1. Cryopreserved skin is excepted from the requirement that tissues intended to ultimately retain viable cells may not come from donors aged ≥ 65, as specified in item 33a of Appendix II. All other criteria in item 33 of Appendix II apply.  
2. Donors of cryopreserved skin who are aged ≥ 65 still must be evaluated against the risk factors for exposure to, and/or reactivation of, tuberculosis as listed in item 34 of Appendix II. The suitability of cryopreserved skin from donors with at least one risk factor from each column is subject to Medical Director discretion. 

 

B. Implementation

B1: When will the requirements of the revised Appendix II become effective

The Appendix II revision, including the MTB screening requirements, will be included in the 15th edition of Standards, which will be released on July 29, 2024 and become effective on January 31, 2025. As such, conformance with these requirements is not necessary until January 31, 2025. As of that date, these requirements will supersede those specified in Bulletin 23-6. Accredited establishments may, however, choose to adopt the new requirements at any time prior to January 31, 2025.

 

C. Donor History of Tuberculosis

C1: Is the recommendation that any positive test for tuberculosis, even if a pursuant blood test or chest x-ray are negative, will render the donation ineligible? For example, if a PPD skin test is positive, but follow-up testing is negative, as might be caused by historical administration of Bacille Calmette-Guérin (BCG) vaccine?

Yes, if someone has a tuberculosis infection (a positive TB test result), they are ineligible to donate tissues containing viable cells. If the positive TB test result was within the past two years, they are ineligible to donate any tissues. Information about individuals who had BCG vaccine previously can be found at https://www.cdc.gov/tb/topic/testing/testingbcgvaccinated.htm. 

 

D. Testing

D1: Can AATB provide a list of FDA-licensed tests for MTB? What type of test was used on tissues associated with the latest transmission episode?

There are no FDA licensed/cleared/approved tests for tuberculosis for deceased tissue donors. The 2 approved tests for clinical/diagnostic purposes are QuantiFERON-TB Gold Plus and T-SPOT TB test. These interferon gamma release assays (IGRA) rely on the ability of white blood cells to release interferon gamma in response to TB antigen, and therefore require living cells. As a result, testing must be completed in a very short timeframe that is not possible with deceased tissue donors. Furthermore, poor immune function will negatively impact the ability to obtain positive test results. More information about IGRA testing can be found at https://www.cdc.gov/tb/publications/factsheets/testing/igra.htm.

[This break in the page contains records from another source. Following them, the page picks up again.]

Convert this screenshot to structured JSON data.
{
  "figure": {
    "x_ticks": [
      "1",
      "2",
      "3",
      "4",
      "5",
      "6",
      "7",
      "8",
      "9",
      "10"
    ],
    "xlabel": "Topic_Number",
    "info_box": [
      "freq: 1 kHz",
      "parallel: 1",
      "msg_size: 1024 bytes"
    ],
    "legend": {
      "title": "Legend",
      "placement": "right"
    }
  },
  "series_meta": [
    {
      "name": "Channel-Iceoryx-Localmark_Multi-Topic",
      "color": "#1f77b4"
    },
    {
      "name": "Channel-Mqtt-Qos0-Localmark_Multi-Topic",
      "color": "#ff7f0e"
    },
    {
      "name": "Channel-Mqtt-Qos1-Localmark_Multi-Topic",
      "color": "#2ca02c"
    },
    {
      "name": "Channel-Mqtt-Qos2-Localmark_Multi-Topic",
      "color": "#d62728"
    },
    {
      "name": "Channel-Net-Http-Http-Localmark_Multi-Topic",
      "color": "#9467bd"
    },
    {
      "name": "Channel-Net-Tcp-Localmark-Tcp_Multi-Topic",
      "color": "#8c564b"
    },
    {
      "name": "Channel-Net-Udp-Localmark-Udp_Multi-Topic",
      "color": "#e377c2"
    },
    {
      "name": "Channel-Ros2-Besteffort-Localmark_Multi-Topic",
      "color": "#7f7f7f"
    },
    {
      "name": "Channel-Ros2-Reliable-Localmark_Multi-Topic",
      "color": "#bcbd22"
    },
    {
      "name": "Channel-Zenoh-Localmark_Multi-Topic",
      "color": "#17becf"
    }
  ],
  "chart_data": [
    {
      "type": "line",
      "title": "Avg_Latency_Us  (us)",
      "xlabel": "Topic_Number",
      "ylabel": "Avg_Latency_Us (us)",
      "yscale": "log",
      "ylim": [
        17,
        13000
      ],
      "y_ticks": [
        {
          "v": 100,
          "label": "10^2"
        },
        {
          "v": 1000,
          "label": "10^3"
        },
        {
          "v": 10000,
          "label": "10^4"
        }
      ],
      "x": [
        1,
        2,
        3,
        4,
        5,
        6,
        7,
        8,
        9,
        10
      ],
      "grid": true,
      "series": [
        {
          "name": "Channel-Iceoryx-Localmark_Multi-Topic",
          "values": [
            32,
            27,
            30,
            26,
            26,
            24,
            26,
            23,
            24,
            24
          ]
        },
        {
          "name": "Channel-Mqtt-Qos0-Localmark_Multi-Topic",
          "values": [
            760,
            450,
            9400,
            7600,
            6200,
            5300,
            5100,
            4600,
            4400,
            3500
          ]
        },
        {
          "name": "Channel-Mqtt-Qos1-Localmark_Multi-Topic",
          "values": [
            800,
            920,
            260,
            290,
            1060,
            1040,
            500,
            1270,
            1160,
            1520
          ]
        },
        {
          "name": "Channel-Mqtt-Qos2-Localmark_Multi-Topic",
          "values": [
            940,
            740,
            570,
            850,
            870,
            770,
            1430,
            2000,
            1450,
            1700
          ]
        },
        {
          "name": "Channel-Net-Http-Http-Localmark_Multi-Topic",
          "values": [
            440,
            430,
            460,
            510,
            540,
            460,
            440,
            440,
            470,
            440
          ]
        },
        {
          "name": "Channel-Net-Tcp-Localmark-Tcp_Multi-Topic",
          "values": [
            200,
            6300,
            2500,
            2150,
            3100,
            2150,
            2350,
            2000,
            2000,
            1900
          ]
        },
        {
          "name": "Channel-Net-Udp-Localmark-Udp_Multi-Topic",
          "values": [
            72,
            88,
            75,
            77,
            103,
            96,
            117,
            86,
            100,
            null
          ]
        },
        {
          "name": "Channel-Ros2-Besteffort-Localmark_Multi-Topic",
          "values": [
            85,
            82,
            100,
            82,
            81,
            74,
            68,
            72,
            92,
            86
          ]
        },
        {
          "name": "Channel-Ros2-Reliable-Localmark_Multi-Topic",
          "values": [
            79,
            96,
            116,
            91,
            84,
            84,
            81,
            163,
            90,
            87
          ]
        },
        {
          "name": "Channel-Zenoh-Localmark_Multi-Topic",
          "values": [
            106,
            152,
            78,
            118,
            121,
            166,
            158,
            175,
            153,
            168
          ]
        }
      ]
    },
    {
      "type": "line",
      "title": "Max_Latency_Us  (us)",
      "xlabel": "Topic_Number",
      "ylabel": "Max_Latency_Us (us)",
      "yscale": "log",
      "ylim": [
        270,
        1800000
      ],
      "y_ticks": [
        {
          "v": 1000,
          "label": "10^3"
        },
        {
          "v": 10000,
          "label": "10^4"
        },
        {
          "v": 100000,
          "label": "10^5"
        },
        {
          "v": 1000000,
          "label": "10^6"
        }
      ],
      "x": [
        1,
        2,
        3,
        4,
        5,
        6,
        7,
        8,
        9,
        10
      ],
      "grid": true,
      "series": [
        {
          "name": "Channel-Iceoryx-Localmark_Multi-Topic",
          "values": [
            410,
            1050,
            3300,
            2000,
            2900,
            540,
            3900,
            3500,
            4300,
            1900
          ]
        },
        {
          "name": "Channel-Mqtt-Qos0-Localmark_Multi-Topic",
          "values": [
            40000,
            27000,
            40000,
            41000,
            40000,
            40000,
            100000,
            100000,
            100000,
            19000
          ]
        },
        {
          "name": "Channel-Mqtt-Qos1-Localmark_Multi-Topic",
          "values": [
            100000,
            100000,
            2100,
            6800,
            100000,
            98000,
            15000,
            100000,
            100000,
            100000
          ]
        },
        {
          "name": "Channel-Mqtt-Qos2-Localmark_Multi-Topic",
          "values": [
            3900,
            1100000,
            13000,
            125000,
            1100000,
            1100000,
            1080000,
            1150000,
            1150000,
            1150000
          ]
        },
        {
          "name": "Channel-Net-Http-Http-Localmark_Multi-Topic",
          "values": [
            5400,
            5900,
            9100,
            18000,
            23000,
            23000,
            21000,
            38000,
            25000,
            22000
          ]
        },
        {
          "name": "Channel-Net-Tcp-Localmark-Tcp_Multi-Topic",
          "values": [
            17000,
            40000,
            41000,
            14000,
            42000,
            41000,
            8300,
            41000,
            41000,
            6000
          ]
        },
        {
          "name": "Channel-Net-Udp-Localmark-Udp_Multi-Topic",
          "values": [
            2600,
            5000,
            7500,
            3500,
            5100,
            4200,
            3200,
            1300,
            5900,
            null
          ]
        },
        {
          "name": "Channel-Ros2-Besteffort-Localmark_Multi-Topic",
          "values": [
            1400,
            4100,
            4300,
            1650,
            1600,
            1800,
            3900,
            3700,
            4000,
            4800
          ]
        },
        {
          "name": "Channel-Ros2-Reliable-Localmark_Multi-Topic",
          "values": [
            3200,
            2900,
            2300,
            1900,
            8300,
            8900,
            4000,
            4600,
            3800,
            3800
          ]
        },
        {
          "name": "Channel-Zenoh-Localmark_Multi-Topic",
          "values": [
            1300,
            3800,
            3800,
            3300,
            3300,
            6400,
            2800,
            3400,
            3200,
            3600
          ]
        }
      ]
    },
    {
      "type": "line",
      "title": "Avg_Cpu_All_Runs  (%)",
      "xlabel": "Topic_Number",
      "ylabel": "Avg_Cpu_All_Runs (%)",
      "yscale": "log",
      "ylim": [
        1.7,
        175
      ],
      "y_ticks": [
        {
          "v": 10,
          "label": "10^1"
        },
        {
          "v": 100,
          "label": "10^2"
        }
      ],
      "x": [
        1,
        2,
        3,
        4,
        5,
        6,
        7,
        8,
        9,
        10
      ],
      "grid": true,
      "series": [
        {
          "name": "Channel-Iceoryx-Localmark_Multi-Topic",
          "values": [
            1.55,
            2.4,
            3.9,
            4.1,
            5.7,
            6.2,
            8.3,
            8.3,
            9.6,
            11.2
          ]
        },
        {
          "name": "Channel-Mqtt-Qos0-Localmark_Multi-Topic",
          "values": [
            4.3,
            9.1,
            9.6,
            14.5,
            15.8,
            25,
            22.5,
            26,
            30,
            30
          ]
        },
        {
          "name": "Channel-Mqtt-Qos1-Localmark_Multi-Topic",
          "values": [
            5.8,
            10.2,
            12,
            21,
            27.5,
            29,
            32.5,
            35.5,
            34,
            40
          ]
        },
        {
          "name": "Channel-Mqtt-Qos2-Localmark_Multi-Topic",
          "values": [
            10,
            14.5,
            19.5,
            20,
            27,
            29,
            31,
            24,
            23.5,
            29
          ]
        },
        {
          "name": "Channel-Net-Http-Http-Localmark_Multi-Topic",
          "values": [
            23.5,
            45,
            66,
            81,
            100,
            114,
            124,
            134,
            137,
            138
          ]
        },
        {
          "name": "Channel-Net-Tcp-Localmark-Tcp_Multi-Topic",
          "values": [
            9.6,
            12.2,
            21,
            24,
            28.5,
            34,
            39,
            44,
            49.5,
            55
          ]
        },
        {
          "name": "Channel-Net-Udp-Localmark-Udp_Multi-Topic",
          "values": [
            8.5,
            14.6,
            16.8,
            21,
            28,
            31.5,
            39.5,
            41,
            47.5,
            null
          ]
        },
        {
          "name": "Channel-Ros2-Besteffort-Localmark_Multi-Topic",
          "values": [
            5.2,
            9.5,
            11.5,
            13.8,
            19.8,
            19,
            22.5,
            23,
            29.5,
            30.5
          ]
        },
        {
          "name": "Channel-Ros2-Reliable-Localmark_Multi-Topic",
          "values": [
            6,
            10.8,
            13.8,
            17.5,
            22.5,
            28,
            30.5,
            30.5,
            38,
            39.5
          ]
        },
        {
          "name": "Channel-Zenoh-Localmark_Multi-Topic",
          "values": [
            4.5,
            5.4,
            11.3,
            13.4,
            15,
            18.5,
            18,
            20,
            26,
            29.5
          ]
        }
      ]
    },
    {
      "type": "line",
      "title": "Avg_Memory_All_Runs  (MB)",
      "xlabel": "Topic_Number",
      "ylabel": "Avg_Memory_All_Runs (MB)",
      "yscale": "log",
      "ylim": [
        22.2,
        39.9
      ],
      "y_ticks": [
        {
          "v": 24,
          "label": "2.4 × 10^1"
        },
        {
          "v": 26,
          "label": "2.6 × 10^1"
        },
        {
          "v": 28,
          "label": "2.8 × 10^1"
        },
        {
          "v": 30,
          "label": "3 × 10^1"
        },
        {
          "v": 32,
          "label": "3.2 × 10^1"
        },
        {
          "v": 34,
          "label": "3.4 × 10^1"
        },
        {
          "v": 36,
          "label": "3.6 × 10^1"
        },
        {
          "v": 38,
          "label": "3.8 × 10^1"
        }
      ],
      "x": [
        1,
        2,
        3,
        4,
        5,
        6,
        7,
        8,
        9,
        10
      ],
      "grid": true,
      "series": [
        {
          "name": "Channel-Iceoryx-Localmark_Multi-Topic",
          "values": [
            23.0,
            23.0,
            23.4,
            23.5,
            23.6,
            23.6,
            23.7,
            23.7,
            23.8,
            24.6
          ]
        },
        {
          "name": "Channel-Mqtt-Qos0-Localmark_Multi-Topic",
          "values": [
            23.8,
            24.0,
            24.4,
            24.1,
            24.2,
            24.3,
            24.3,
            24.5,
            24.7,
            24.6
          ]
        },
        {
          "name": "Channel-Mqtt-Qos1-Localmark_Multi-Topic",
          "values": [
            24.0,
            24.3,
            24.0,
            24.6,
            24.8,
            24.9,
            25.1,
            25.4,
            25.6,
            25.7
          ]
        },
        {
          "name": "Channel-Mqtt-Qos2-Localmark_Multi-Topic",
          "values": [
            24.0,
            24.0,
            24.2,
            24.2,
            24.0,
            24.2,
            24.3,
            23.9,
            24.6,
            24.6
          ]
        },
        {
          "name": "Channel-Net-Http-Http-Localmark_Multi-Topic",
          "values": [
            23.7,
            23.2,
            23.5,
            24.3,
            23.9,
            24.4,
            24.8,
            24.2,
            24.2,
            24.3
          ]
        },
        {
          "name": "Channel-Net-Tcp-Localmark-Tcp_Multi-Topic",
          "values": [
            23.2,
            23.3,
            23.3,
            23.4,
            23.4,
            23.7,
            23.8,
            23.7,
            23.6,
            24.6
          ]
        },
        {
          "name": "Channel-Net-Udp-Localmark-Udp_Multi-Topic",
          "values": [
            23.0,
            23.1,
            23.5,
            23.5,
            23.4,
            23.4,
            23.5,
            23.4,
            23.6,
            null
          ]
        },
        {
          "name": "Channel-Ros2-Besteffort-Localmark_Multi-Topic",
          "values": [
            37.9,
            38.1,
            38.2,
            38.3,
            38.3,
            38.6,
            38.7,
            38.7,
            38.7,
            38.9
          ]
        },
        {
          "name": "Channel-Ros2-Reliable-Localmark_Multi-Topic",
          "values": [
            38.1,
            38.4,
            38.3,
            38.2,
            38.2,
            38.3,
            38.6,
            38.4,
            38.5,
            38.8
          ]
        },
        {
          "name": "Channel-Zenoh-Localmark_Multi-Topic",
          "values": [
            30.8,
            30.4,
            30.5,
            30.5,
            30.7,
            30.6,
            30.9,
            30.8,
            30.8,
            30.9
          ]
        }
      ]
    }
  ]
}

For the 2023 tuberculosis transmission event, the viable bone matrix tissue was tested for MTB using polymerase chain reaction (PCR) methodology. 

 

E. Additional Risk Factors

E1: How does AATB describe “experiencing homelessness” as a risk factor for TB? 

For donor screening purposes, people are considered to be experiencing homelessness if they stay in a shelter or other congregate settings. See https://www.cdc.gov/orr/science/homelessness/about.html and 
https://www.cdc.gov/tb/publications/factsheets/statistics/tbtrends.htm.

 

F. UDRAI

F1: With the revision of the UDRAIs, may I cease using the MTB Addendum?

Yes, the revised UDRAIs and new DRAI for donors of birth tissue incorporate the minimum information that must be collected to comply with the updated requirements in Appendix II. Once the updated questionnaires are implemented, no addendums will be necessary. As always, you may ask additional questions during an interview, for example to ensure compliance with state-specific or other non-AATB requirements. 

 

Version History

August 11, 2023 – initial release
August 18, 2023 – Modified question numbering. Revised A1 (formerly Q1); added A4, E1, E2, and F1
July 22, 2024 – Substantive revisions concurrent with release of revised Appendix II as described in Bulletin 24-5. Former questions A4 and E2 and references were removed. References are replaced by article cited in A1.